美国国家公共电台 NPR What The Pileup Of U.S. Disasters Means For The World(在线收听

 

SCOTT SIMON, HOST:

Fires in California, hurricanes and flooding in Texas, Florida and Puerto Rico - a devastating season of natural disasters for the U.S. And it comes just as a series of other catastrophes have threatened millions of people around the world. That complicates the response by U.S.-based charities and government agencies. NPR's Nurith Aizenman reports.

NURITH AIZENMAN, BYLINE: When a disaster hits, one of the first things an aid charity does is to put out a call for cash. They need it to get on the ground fast with emergency supplies. World Vision International is one of the major aid groups across the globe. So when the first in this series of U.S. emergencies, Hurricane Harvey, struck Texas in August, they revved up their fundraising big time. Drew Clark is a senior director in the charity's U.S. office.

DREW CLARK: We've raised about just under $4 million in cash donations.

AIZENMAN: Two weeks later, Hurricane Irma roared through the Caribbean and Florida. This time, World Vision raised $900,000.

CLARK: Even though, you know, the number of casualties was higher in Irma, our cash fundraising was about a quarter of what it was from Harvey.

AIZENMAN: Then came the big earthquake in Mexico. That fundraising appeal netted $150,000. And for Hurricane Maria, which has left millions of people in Puerto Rico still without power and water, World Vision's call-out only raised $100,000.

CLARK: There is clearly evidence of donor fatigue. There's just a limit to the amount of responses that we can successfully fundraise for.

AIZENMAN: It's one of many ways that organizations and U.S. government agencies that handle disasters are feeling the pressure of a unique pileup of devastating events. It's not just that the U.S. has been clobbered with multiple disasters in a row. Since August, on top of the Mexico earthquake, there's been a massive landslide in Sierra Leone, then Muslim Rohingya refugees pouring from Myanmar into Bangladesh, hundreds of thousands of them.

LEISEL TALLEY: I would say it is somewhat unprecedented.

AIZENMAN: Leisel Talley is with the Centers for Disease Control and Prevention at a branch that handles the health consequences of overseas emergencies.

TALLEY: You know, this year has been particularly challenging.

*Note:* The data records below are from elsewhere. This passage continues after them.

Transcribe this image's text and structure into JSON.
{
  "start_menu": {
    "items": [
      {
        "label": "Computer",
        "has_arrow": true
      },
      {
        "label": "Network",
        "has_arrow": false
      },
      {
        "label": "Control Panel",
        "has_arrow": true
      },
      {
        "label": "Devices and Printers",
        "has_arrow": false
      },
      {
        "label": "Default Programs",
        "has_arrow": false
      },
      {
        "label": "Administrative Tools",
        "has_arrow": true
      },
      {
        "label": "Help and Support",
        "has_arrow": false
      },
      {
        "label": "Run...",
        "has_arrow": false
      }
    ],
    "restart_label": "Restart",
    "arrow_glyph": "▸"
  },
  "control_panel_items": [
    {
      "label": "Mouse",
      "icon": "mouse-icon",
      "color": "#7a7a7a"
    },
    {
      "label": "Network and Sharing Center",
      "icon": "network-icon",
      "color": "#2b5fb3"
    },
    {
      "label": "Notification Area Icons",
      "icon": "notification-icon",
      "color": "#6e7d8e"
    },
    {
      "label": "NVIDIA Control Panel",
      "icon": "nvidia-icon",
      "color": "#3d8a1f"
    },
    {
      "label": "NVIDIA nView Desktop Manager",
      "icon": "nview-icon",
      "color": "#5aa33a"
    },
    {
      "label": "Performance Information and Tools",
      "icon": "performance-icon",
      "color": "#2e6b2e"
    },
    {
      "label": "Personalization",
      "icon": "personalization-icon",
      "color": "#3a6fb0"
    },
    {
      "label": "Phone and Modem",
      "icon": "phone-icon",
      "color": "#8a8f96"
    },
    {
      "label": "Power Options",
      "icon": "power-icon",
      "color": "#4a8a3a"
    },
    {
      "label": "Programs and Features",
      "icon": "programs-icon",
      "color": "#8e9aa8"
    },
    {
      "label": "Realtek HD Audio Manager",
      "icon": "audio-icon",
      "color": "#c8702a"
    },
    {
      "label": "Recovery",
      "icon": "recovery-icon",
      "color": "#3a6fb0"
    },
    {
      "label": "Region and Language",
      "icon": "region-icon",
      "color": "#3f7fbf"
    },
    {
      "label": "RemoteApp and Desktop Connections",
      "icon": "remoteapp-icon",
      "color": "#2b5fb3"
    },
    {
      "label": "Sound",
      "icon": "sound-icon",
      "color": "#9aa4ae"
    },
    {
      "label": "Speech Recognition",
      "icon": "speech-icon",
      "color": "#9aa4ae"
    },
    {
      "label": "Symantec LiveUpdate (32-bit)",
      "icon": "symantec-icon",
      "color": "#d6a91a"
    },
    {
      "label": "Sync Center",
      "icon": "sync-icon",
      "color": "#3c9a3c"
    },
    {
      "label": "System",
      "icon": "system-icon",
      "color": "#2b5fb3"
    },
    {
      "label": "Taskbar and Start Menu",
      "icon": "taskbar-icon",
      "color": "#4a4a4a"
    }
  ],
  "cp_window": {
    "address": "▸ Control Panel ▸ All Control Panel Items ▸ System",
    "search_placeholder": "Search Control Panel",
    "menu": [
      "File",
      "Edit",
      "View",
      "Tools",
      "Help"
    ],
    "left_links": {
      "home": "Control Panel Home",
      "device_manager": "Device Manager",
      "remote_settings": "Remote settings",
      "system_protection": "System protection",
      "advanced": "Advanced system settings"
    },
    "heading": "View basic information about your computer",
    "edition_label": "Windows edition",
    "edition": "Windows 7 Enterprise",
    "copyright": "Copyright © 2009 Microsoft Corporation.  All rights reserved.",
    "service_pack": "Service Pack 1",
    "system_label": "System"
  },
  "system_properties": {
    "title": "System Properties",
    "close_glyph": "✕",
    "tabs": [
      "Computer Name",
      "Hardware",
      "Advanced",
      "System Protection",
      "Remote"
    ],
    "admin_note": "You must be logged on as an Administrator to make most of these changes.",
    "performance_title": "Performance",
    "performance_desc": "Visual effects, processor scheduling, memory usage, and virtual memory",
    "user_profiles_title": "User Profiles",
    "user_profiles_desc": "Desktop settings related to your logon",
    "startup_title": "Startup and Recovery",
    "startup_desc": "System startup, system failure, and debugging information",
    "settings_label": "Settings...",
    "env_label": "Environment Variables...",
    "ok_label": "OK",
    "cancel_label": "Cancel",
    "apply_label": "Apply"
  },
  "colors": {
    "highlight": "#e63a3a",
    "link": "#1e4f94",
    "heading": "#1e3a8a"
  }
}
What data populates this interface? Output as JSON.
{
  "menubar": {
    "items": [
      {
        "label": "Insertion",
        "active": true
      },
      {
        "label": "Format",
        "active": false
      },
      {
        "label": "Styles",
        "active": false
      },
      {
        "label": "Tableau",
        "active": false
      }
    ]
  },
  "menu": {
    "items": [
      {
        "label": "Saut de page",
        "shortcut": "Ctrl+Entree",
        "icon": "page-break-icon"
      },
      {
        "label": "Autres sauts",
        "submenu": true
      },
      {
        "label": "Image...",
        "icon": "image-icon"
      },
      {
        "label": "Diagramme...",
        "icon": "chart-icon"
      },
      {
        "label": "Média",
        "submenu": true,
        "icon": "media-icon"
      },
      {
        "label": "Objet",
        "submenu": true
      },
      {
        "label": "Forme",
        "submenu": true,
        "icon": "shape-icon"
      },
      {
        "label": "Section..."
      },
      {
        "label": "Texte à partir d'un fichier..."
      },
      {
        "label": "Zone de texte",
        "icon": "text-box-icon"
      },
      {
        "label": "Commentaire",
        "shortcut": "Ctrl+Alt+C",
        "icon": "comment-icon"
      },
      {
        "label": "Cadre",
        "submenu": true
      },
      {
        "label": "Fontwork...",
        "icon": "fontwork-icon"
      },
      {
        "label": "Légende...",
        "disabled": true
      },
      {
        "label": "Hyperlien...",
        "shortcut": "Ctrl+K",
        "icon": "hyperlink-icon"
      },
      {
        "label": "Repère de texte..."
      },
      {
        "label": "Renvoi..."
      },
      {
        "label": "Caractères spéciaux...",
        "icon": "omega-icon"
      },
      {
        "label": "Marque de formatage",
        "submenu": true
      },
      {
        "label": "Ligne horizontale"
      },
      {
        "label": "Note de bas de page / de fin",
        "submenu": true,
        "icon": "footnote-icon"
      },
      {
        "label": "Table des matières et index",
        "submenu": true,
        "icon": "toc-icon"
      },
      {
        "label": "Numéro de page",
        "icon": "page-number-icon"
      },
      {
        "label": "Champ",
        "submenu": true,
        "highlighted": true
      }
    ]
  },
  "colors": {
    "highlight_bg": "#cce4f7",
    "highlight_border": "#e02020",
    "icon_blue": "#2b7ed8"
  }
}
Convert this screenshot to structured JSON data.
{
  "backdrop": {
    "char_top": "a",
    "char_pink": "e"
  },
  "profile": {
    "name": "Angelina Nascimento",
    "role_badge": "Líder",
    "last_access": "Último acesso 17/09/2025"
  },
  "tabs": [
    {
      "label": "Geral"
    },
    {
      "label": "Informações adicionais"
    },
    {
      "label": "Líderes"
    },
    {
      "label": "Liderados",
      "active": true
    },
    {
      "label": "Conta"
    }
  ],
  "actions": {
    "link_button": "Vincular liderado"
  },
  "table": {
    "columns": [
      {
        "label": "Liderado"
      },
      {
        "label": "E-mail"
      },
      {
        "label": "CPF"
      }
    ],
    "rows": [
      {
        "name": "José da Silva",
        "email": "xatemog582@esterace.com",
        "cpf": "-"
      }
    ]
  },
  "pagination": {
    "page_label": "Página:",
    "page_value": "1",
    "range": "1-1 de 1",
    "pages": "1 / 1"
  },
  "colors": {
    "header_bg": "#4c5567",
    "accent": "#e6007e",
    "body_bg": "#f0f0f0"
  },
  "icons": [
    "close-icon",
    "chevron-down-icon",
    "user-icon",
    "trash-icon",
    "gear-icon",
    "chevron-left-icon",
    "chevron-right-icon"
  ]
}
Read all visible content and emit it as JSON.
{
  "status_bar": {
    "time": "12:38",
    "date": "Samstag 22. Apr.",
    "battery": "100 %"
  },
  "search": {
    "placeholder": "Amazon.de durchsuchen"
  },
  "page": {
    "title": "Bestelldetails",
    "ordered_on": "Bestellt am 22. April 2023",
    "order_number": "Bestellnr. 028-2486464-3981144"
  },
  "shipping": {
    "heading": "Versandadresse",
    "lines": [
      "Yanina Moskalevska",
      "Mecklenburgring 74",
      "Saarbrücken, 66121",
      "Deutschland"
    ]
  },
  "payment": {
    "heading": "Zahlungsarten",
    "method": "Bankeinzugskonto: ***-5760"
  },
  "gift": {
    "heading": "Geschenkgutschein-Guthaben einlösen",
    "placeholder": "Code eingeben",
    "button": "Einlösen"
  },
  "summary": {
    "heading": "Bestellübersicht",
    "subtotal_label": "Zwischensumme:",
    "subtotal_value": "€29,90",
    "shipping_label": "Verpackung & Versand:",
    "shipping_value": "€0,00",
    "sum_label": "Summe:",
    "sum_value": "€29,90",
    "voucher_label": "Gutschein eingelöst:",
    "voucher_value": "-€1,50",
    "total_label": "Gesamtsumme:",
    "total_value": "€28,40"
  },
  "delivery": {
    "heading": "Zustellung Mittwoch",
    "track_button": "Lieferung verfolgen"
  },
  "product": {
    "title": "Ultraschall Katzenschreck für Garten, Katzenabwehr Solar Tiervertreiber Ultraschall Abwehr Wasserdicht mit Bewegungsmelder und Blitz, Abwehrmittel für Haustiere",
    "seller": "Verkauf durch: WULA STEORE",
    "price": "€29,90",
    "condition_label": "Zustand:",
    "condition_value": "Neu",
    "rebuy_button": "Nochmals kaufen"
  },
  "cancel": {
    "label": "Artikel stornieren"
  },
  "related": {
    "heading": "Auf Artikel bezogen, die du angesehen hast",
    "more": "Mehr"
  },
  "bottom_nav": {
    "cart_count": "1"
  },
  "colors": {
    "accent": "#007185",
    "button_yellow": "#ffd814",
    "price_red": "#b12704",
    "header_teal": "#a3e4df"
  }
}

AIZENMAN: The world was already grappling with some of the largest humanitarian crises since World War II. Twenty million people are at risk of dying from starvation and disease due to conflicts and drought in Yemen, South Sudan, Nigeria, Somalia. So within the U.S. government, it's not just all hands on deck at exclusively domestic agencies like FEMA right now. At the CDC...

TALLEY: We have staff, really, around the world responding.

AIZENMAN: Similarly, at USAID, the agency that delivers U.S. assistance to poor countries, they have six separate disaster response teams deployed, including ones to help displaced people from Syria and Iraq. Alex Mahoney is a top official with that agency.

ALEX MAHONEY: This is only the second time that we've had six teams mobilize at once. So, yes, it's unusual.

AIZENMAN: Both Talley and Mahoney say their respective agencies are equipped to handle this multipronged challenge. But Paul Spiegel, who directs the Center for Humanitarian Health at the Johns Hopkins Bloomberg School of Public Health - he has his doubts.

PAUL SPIEGEL: There was already insufficient humanitarian workers to respond, given the amount of emergencies.

AIZENMAN: He notes that for several years now, the total amount donated by governments, including the U.S., for international humanitarian assistance has fallen way short of what the United Nations said was needed - a 40 percent shortfall last year. And President Trump's proposed budget for fiscal year 2018 would slash U.S. overseas disaster assistance by a third. Now, Congress has seemed on track to restore those cuts.

SPIEGEL: But these are not normal political times.

AIZENMAN: And with the cost of rebuilding on U.S. territory mounting, Spiegel worries support for spending on disaster relief overseas could be one more casualty. Nurith Aizenman, NPR News.